É exatamente nessa perspectiva que se constrói o racismo no Brasil. Como não houve nenhuma política inclusiva para ex-escravos, o Brasil entrou numa espécie de turbulência social e política que tem se acentuado. Essa crise é resultante de uma grande parcela da população, anteriormente força de trabalho escrava, ter se tornado livre e sem função socioeconômica repentinamente. Quando o governo brasileiro incentivou a vinda de migrantes europeus ao Brasil, por exemplo, tratava-se de uma ação em defesa da branquidade homogênea que colocava de lado os negros excluídos do mercado de trabalho que não contava mais com a mão de obra escrava. Essa imagem nacional de uma força de trabalho fundamentada em mão de obra branca e homogênea foi tão bem construída nos alicerces das teorias de raça européias que conseguiu dizimar até mesmo uma porcentagem significativa dos negros brasileiros. A idéia foi tão bem assimilada pelas elites que continua sendo repetida ainda hoje. Nas universidades, por exemplo, cenários do pensamento crítico e racional das sociedades, têm professores que acreditam no argumento segundo o qual existira a raça negra e essa seria inferior as demais raças.
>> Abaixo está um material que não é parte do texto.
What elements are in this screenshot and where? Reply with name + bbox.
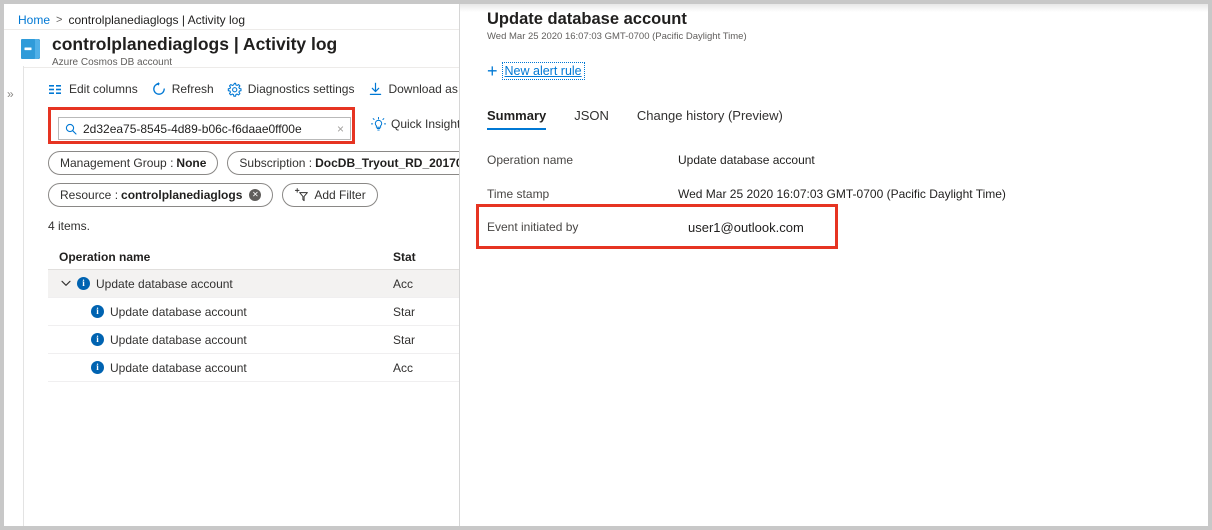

Então, o racismo brasileiro foi conseqüência da inferiorização moral e social do negro pelo europeu durante a escravidão. Mas, a característica peculiar do Brasil foi a negação dessa posição superior historicamente construída. O caso é particular por causa dessa posição ambígua e duvidosa da elite branca. O fato da elite não se assumir como branca e privilegiada no período que sucedeu a abolição transformou o racismo brasileiro em um tipo esquizofrênico. Isto é, ao mesmo tempo em que é proferido um discurso de democracia racial e da inexistência de raças diferentes no Brasil devido a mestiçagem, não se concebe a existência de racismo. Então o resultado é um duplo vínculo que os descendentes de escravos têm na sociedade. O primeiro é a identificação com um grupo social inferiorizado e discriminado. O segundo vínculo é a falsa e passageira identificação com o grupo privilegiado social, político, econômico e até esteticamente. Sendo assim, os descendentes de escravos no Brasil têm permanecido fora das políticas inclusivas, pois não são reconhecidos como um grupo social com demandas 'sui generis'.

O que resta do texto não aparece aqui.